Perhaps we could improve robsutness of security features by
a. diverting effort from developing new features to working on security - but who'd buy a product with no new features.
b. more patches & service packs with longer intervals between complete new releases - but that doesn't make money.
c. More effort to have a robust kernel - but that may limit the ability to add new features.
d. Have a common set of standards for pulic onsine security, with a ratings system to identify who best meets those standards, and having more competition & and some way of resolving responsibility when 2 products from totally different companies interact to cause a breach - to decide who is responsible. My choice, by a hairs breadth.

Or, we could just keep demanding better & more secure software as the industry develops & keep educating users, not to leave themselves open to breahes (there are 3 wireless networks down my street, that my wireless connection detects - only 1 is secure. I've sent a note to the HOA to remind people to lock their networks).

The problem isn't the software...

Software regulation is not about jail terms or making people pay fines for writing malware, viruses and the like. It's about tightening the reigns on how applications are written. Microsoft needs to make it more difficult to have an application startup automatically with Windows. We are all extremely tired of every single software manufacturer deciding that their software is important to load with Windows. Microsoft should implement registration system that will require software developers to register with in order to create an entry in the Windows registry.

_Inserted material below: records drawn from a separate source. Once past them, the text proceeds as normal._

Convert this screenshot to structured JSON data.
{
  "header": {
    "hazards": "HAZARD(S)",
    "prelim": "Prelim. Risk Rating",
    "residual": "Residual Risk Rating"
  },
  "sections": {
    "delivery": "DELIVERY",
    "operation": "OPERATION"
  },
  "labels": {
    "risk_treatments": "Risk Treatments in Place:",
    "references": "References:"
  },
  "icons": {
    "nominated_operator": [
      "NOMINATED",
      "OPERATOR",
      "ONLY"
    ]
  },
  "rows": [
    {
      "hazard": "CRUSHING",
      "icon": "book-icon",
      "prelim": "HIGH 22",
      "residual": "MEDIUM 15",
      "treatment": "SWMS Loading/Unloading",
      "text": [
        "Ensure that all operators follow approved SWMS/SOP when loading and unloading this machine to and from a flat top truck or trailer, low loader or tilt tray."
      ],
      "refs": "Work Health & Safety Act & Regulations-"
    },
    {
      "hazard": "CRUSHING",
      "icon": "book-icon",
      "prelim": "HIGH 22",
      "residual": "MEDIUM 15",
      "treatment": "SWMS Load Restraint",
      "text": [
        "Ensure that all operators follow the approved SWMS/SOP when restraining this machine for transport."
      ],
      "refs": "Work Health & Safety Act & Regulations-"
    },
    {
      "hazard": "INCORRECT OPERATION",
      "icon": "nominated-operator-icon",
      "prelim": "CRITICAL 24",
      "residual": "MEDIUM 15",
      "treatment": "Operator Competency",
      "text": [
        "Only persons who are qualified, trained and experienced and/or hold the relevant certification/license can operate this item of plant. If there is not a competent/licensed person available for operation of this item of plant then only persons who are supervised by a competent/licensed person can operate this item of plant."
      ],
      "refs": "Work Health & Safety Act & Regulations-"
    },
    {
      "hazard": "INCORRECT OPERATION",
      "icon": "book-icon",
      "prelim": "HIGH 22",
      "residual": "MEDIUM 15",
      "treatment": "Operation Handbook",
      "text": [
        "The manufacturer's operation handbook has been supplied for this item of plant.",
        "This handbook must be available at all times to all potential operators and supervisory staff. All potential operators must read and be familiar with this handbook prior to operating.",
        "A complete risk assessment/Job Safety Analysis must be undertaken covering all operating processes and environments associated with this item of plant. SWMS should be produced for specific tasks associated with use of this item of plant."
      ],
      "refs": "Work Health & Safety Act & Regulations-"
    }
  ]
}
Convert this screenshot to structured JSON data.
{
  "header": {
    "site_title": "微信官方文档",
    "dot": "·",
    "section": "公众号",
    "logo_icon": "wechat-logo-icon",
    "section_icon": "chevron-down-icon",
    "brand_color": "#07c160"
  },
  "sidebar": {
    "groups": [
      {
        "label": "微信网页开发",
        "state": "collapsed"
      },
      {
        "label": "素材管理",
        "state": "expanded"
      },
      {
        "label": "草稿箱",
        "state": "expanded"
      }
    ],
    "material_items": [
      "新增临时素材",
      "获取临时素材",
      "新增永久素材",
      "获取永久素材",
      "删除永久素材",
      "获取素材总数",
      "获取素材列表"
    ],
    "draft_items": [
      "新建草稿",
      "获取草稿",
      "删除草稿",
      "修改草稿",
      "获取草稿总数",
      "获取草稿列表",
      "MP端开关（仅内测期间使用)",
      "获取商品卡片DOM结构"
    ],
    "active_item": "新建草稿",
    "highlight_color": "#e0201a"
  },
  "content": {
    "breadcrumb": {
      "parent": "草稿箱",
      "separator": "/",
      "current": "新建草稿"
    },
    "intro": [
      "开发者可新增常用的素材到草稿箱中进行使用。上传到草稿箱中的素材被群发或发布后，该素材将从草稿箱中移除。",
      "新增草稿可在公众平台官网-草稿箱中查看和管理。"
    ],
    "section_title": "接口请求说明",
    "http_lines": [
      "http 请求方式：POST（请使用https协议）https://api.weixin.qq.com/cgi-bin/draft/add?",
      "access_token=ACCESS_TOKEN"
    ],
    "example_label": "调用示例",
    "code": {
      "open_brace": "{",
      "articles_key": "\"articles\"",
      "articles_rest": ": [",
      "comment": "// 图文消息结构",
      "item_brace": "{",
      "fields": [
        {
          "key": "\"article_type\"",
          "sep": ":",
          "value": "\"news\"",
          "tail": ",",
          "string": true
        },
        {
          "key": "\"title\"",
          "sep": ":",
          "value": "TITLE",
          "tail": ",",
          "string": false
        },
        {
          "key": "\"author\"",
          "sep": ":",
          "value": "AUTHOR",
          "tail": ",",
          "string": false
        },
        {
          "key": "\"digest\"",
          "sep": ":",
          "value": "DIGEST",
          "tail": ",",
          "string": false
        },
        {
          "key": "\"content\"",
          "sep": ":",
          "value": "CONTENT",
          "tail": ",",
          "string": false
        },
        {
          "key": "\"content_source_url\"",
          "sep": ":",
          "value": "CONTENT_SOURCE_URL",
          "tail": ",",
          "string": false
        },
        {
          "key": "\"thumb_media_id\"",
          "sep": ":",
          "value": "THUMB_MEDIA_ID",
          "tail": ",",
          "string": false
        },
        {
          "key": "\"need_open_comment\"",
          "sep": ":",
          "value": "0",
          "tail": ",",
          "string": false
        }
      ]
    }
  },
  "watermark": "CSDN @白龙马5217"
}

Of course it will be hacked no matter how good the encryption methods, but at least normal software developers will be unable to start their crapware automatically.

[qmuser]

No Regulation, but certification & comparison

I don't feel that government regulation would greatly improve software, although it would push the price up significantly. Government regulations tend to adapt to markets over the course of decades, where as software can change drastically in year.

Also, software isn't a one size fits all product. How would you write a regulation that was equally sensible for a financial program, and a video game, and a quantum chemistry code, and a hardware device driver, and an air traffic control system, and a compiler, etc., etc....?

I am in favor of third party validation. You could have the Consumer Reports style rating for security or number/significance of bugs. You could have a ISO or 6 sigma style certification of software, testing practices, software developers, etc. Some of this exists in a sporadic case by case basis, but I think there is room for some organization to become the source that the majority of the industry looks to before making purchases.

One thing I greatly dislike. In my own industry (computational chemistry) I know of companies that have wording in the software license agreement forbidding the purchaser from publishing any type of comparison between their product and competing products. I'm not sure if this is even an enforceable clause (freedom of speach?). However, I feel that it is harmful to the consumers, the industry, and the software manufacturers themselves. If this is legal, I would like to see it made illegal. The software manufacturer is still protected from undeserved harmful reviews by libel and slander laws, so there should be no reason for them to object.

Businesses need to quit paying for bad software.

Buz Friendly had it partially right. Additionally, businesses need to quit accepting and paying for products that do not work properly. That is what a market based society is all about. As long as businesses continue to pay for indequate software they will get what they pay for.